In a previous post, I discussed my disappointment with the American Veterinary Medical Association (AVMA), which stems principally from its collective and persistent failure to advocate for the welfare of animals. In doing so, the group casts a moral shadow upon its members—me included.
At its upcoming annual meeting in Seattle, the AVMA has planned a team-building event for its members with workers from the Pike Place fish market. As a part of the program, veterinarians apparently throw dead fish. Upon hearing this, PETA contacted the AVMA to condemn the decision and to request that it reconsider. Despite considerable media attention as well as phone calls from members (including me) in opposition, the group posted a letter on its Web site on June 12 in which it explained that it is electing to go forward as planned.
The AVMA says that its objective “shall be to advance the science and art of veterinary medicine.” One can only surmise that advancing the image of veterinary medicine is not a consideration. The statement from the executive board acknowledges the fact that PETA opposes the use of animals for human food, research, and entertainment, while the AVMA supports “the responsible use of animals for human purposes.” The group attempts to justify the exercise by noting that the fish are already dead and that the market is a cultural icon in Seattle.

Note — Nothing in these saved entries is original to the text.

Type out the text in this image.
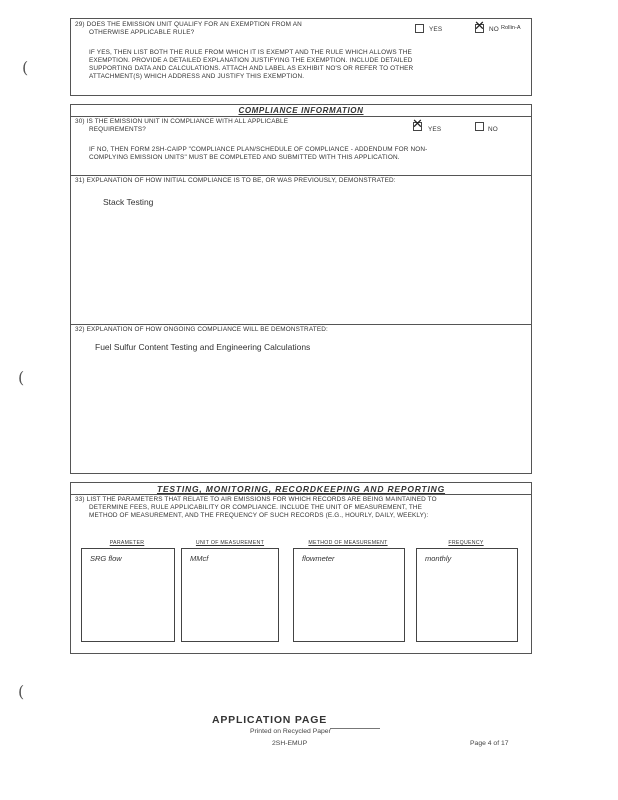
(
(
(
29) DOES THE EMISSION UNIT QUALIFY FOR AN EXEMPTION FROM AN
OTHERWISE APPLICABLE RULE?	YES ✕ NO Rollin-A
IF YES, THEN LIST BOTH THE RULE FROM WHICH IT IS EXEMPT AND THE RULE WHICH ALLOWS THE
EXEMPTION. PROVIDE A DETAILED EXPLANATION JUSTIFYING THE EXEMPTION. INCLUDE DETAILED
SUPPORTING DATA AND CALCULATIONS. ATTACH AND LABEL AS EXHIBIT NO'S OR REFER TO OTHER
ATTACHMENT(S) WHICH ADDRESS AND JUSTIFY THIS EXEMPTION.
COMPLIANCE INFORMATION
30) IS THE EMISSION UNIT IN COMPLIANCE WITH ALL APPLICABLE
REQUIREMENTS?	✕ YES	NO
IF NO, THEN FORM 2SH-CAIPP "COMPLIANCE PLAN/SCHEDULE OF COMPLIANCE - ADDENDUM FOR NON-
COMPLYING EMISSION UNITS" MUST BE COMPLETED AND SUBMITTED WITH THIS APPLICATION.
31) EXPLANATION OF HOW INITIAL COMPLIANCE IS TO BE, OR WAS PREVIOUSLY, DEMONSTRATED:
Stack Testing
32) EXPLANATION OF HOW ONGOING COMPLIANCE WILL BE DEMONSTRATED:
Fuel Sulfur Content Testing and Engineering Calculations
TESTING, MONITORING, RECORDKEEPING AND REPORTING
33) LIST THE PARAMETERS THAT RELATE TO AIR EMISSIONS FOR WHICH RECORDS ARE BEING MAINTAINED TO
DETERMINE FEES, RULE APPLICABILITY OR COMPLIANCE. INCLUDE THE UNIT OF MEASUREMENT, THE
METHOD OF MEASUREMENT, AND THE FREQUENCY OF SUCH RECORDS (E.G., HOURLY, DAILY, WEEKLY):
PARAMETER	UNIT OF MEASUREMENT	METHOD OF MEASUREMENT	FREQUENCY
SRG flow	MMcf	flowmeter	monthly
APPLICATION PAGE
Printed on Recycled Paper
2SH-EMUP	Page 4 of 17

It’s one thing to disagree with the position that animals should not be used for human purposes. It’s quite another to condone having veterinarians heave dead fish as a motivational exercise. If you discovered that your pediatrician attended a meeting at the county morgue that included tossing dead children, would you not be morally outraged?
The decision of the AVMA executive board to proceed with this event shows remarkable insensitivity and intransigence. Just when I think the AVMA can’t make its members look any worse, it manages to set a new nadir. It’s my hope that PETA-led protests and outrage from the public will remind the AVMA leadership that its decisions are not in keeping with a membership and a general populace that increasingly believe that our relationship with animals should be one of mutual respect and care.